Die australische Öl- und Gasgesellschaft Calima Energy Ltd. (ASX: CE1, WKN: A2DWL4, ISIN: AU000000CE10) hat den erfolgreichen Verlauf der aktuell vorgenommenen Vertikalbohrung vermeldet. Die unter der Bezeichnung Calima Tommy A-54-C/94-G-09 bzw. Calima-1 laufende Bohrung drang in die Spitze der Montney-Formation bei einer Tiefe von 1.562 Metern ein, was innerhalb von vier Metern der vorhergehenden Prognose liegt.

Highlights

  • Erfolgreiche Bohrkerngewinnung von 230 Metern aus der Montney-Zielformation
  • Bohrkerne decken etwa 90% der Montney-Schichten ab
  • Erhöhte Gasmesswerte festgestellt – Blasen durch Gasausströmung beobachtet
  • Bohrkernanalyse im Labor bereits angelaufen
  • Bohraktivitäten liegen im Zeit- und Budgetplan

Die Kernbohrung begann bei 1.571 Metern mit einer Kerngewinnung bis auf 1.801 Metern.

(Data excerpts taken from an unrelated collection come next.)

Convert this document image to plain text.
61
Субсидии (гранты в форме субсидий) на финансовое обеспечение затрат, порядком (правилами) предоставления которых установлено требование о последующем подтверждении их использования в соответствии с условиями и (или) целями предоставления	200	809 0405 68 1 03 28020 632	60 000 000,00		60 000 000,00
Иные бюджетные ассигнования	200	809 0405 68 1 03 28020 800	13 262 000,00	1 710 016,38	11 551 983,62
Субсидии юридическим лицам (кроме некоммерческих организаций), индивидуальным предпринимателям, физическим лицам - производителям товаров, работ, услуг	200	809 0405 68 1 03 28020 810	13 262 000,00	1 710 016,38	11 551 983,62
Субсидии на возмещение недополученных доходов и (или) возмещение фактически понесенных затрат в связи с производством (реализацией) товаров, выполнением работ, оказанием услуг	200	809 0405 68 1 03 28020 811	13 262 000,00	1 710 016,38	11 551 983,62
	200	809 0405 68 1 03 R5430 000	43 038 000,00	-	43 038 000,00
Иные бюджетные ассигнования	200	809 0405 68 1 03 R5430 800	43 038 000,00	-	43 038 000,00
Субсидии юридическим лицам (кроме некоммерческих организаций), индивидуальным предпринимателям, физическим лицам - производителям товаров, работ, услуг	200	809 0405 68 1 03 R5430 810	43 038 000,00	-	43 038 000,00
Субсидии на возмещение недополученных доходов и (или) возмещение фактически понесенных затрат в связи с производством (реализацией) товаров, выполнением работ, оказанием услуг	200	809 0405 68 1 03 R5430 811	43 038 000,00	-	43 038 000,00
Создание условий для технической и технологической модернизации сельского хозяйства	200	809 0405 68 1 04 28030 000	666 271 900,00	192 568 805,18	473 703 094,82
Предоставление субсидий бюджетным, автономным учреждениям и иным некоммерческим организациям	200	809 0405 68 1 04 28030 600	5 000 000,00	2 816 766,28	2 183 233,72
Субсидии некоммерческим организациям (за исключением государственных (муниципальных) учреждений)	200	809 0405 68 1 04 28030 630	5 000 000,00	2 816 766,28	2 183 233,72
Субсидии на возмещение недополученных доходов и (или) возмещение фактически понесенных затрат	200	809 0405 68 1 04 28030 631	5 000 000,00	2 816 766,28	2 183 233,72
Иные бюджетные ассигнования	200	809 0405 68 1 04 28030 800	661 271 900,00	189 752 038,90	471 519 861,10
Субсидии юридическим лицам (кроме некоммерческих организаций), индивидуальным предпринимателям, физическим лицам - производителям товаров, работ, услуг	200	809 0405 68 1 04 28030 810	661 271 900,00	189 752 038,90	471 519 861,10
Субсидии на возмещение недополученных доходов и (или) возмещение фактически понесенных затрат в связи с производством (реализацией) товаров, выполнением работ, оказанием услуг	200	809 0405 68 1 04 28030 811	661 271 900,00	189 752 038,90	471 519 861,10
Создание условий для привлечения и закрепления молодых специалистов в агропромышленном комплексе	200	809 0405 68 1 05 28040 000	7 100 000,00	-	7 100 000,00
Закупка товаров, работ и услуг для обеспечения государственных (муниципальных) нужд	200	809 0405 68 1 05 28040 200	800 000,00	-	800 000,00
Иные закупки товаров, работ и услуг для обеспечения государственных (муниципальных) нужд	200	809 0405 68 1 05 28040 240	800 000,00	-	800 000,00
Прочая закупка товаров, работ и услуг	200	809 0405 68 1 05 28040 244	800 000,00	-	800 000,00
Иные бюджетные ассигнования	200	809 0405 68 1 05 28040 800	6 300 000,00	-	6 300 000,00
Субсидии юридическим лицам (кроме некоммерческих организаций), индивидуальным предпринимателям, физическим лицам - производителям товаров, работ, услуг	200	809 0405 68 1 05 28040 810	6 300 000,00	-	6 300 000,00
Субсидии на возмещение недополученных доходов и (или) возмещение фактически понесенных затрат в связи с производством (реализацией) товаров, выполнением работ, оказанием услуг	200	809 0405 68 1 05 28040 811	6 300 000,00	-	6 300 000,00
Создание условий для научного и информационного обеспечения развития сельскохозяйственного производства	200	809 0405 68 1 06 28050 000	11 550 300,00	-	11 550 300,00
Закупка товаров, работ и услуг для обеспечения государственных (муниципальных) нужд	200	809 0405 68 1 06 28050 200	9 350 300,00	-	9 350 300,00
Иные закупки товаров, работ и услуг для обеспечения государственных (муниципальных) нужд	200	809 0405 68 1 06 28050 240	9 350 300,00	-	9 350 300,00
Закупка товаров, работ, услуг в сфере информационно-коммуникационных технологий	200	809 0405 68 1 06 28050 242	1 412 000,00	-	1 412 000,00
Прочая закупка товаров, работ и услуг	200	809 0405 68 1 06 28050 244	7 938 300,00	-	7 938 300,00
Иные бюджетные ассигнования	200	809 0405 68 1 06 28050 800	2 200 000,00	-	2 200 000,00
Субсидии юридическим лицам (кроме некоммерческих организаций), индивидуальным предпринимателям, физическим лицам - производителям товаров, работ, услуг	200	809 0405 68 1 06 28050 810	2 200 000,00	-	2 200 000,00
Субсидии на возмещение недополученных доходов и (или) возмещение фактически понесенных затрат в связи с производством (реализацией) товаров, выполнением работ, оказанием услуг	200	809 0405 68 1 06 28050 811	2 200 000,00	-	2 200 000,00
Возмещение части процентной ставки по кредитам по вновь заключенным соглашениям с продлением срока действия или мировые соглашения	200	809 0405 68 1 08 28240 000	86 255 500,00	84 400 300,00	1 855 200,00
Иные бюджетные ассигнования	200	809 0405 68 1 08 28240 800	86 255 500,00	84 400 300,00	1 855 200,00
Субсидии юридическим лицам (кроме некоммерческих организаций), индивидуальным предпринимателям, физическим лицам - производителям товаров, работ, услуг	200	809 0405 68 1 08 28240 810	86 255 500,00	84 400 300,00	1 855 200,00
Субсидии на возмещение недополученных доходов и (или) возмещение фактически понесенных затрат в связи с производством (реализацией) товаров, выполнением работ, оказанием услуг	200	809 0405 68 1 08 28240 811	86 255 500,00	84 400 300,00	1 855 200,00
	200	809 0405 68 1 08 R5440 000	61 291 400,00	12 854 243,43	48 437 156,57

Die Schichtdicke der Montney-Formation liegt an der Bohrstelle bei 254 Metern, was so auch prognostiziert wurde und vergleichbar mit der Formation von angrenzenden Betreibern ist. Mit der Bohrung wurde 90% der Montney-Formation durchdrungen. Alle gewonnenen Bohrkerne wurden zur Aufbereitung und Analyse ins Labor verbracht.

Erwartungen übertroffen
Calimas Managing Director Alan Stein betonte im Rahmen der Presseerklärung vom 15.01.2019, dass die Kerngewinnung die Erwartungen übertraf und man wertvolle Erkenntnisse über das Montney-Reservoir erhalten würde. Man werde in den nächsten Tagen den tiefsten Punkt der Bohrung erreichen und dann Wireline-Protokolldaten sammeln. Diese Daten würden verwendet werden, um die Tiefen der beiden nachfolgenden Horizontalbohrungen zu bestätigen, die unmittelbar nach dem Abschluss der Vertikalbohrung beginnen sollen. Man werde Updates zum Verlauf der wichtigsten Stufen des aktuell laufenden Bohrprogramms bereitstellen.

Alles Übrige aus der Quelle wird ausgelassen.